Local events are run with low-budget values; the goal is to create a replicable model at minimal cost. This page provides an overview of primary logistics to consider in planning for such events.
Ideally, the meeting space offers both a large room where the group can meet as a whole, as well as “break-out” spaces, where smaller sets of participants can have discussions and collaborate.
In particular, an optimal venue for a participatory event has:
- Capacity to seat all participants in a circle in the main meeting area
- Ideally 1 breakout space/room per 15 participants
- Wireless internet, or an ethernet jack where a wireless router can be connected.
- TBD: Internet access check-list
- No fixed-in-place furniture; collaborative events go better when participants face each other without any furniture between them
Other considerations include:
- Cost: If you're lucky, you can find a free or cheap place. In most US cities, $10/person/day is a good price for rental, and we've gone as high as $25/person/day. Internationally, rates vary widely, with rates in Europe tending higher than US, and elsewhere often being much cheaper
- Catering: If lunch or snacks are part of your event, can you bring in your own food/catering, or are you obligated to use the facility's? In terms of catering costs for full-day events, in the U.S. we aim for costs in the range of $15/20 per head/day, which includes continental breakfast, lunch, and coffee all day.
- N.B. - Coffee quality is the key success factor to all participatory events.
- Confirm hours of access, and verify that you can be in 1 hour before event start time and stay up to 1 hour after event closing time
- Ask about any potential conflicts within the space. If other people/orgs will be using space and overhearing proceedings, make sure to explore potential noise and resource conflicts (e.g. limited bathrooms or a slow internet connection for the facility)
- TBD: Accessibility check list
Food and beverages
Though budget may limit the amount of food that can be provided by the hosts, it is always recommended to have a full range of beverage options available. Coffee is an industry-standard fuel for driving collaboration at live events, and when coupled with tasty and more inert options including water, tea and fruit juice, establishes a rich array of liquid lubricants for effective collaboration and sharing. Participants may also be encouraged to bring snacks and other edibles “pot-luck” style.

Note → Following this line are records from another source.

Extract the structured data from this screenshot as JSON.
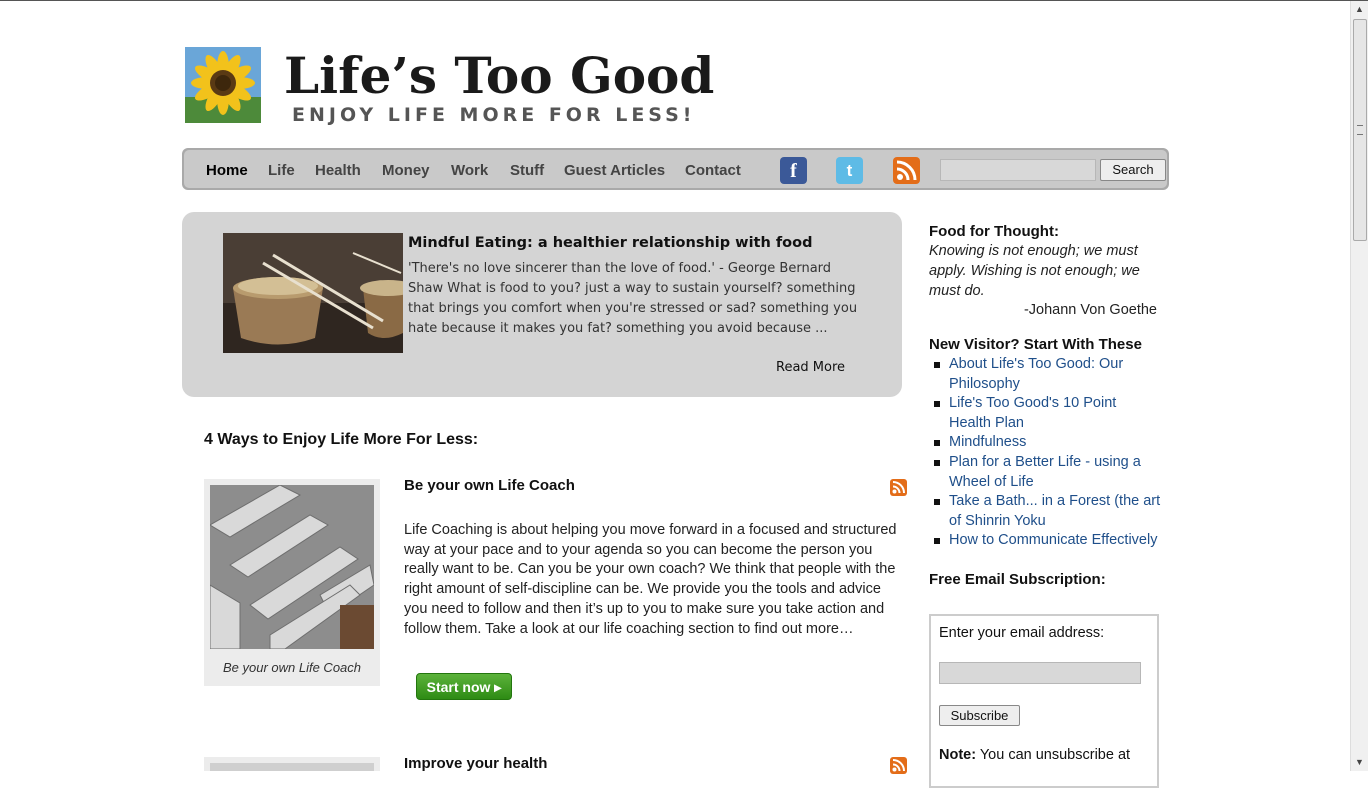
{
  "site": {
    "title": "Life’s Too Good",
    "tagline": "ENJOY LIFE MORE FOR LESS!"
  },
  "nav": {
    "items": [
      "Home",
      "Life",
      "Health",
      "Money",
      "Work",
      "Stuff",
      "Guest Articles",
      "Contact"
    ],
    "active": "Home",
    "social": [
      {
        "icon": "facebook-icon",
        "glyph": "f",
        "color": "#3b5998"
      },
      {
        "icon": "twitter-icon",
        "glyph": "t",
        "color": "#5ebbe6"
      },
      {
        "icon": "rss-icon",
        "color": "#e36d19"
      }
    ],
    "search_button": "Search"
  },
  "featured": {
    "title": "Mindful Eating: a healthier relationship with food",
    "excerpt": "'There's no love sincerer than the love of food.' - George Bernard Shaw What is food to you? just a way to sustain yourself? something that brings you comfort when you're stressed or sad? something you hate because it makes you fat? something you avoid because ...",
    "read_more": "Read More"
  },
  "main": {
    "heading": "4 Ways to Enjoy Life More For Less:",
    "articles": [
      {
        "title": "Be your own Life Coach",
        "caption": "Be your own Life Coach",
        "body": "Life Coaching is about helping you move forward in a focused and structured way at your pace and to your agenda so you can become the person you really want to be.  Can you be your own coach? We think that people with the right amount of self-discipline can be. We provide you the tools and advice you need to follow and then it’s up to you to make sure you take action and follow them. Take a look at our life coaching section to find out more…",
        "button": "Start now ▸"
      },
      {
        "title": "Improve your health"
      }
    ]
  },
  "sidebar": {
    "quote_heading": "Food for Thought:",
    "quote": "Knowing is not enough; we must apply. Wishing is not enough; we must do.",
    "quote_author": "-Johann Von Goethe",
    "new_visitor_heading": "New Visitor? Start With These",
    "links": [
      "About Life's Too Good: Our Philosophy",
      "Life's Too Good's 10 Point Health Plan",
      "Mindfulness",
      "Plan for a Better Life - using a Wheel of Life",
      "Take a Bath... in a Forest (the art of Shinrin Yoku",
      "How to Communicate Effectively"
    ],
    "email_heading": "Free Email Subscription:",
    "email_label": "Enter your email address:",
    "subscribe_button": "Subscribe",
    "note_label": "Note:",
    "note_text": " You can unsubscribe at"
  },
  "colors": {
    "link": "#1f4f8a",
    "nav_bg": "#c9c9c9",
    "featured_bg": "#d4d4d4",
    "rss": "#e36d19",
    "button_green": "#3a9c1e"
  }
}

- TBD: Sample lunch and snack menus
- TBD: How to find free or low-cost food
At a bare minimum, name tags are an essential mechanism for participants to get to know one another. Two suggestions:
- Consider using a specific name tag format that has high impact: for pre-printed name tags, use only the first name, make it large on the name tag, then print the organizational affiliation in smaller type below it. This immediately makes things more human, giving participants a highly visible handle to use in introducing themselves to friends they have not yet met.
- Don't make different style name tags for participants and facilitators; a single name tag style without role labels breaks down barriers and enhances community energy.
In addition, packets containing Participant Guidelines, agenda information, and feedback forms are an excellent resource when budget permits. Notepads and pens are also useful, though many participants tend to bring their own.
For group sessions and other brainstorming collaboration, the following are strongly recommended:
- “Post-it” notes, in multiple colors and sizes
- Flip-chart pads, with “Post-it” sticky backing if the budget permits
- Colored markers and pens
- Easels with clips to hold up flip-charts
- Masking tape (including colored tape if you plan to do spectrograms as described below)
Access to computers and the internet
Computers and internet access are not essential to successful events, and in fact may prove counterproductive. While machines provide venues for demonstration and sharing, they also create a major distraction from dialog and pure human interaction.
A format that avoids computer use in the early phases of the day but allows for hands-on learning and exploration later in the day arguably offers the best of both worlds; participants start conversations, make new friends and learn about each other's work before diving into the hands-on sharing and learning.
It is essential to let both facilitators and participants know what to expect in these regards.
Wifi checklist by David Wolever 
Wifi port checklist from the Mozilla community 
It is recommended that when computers are available, at least one projector also be available for group viewing of demonstrations.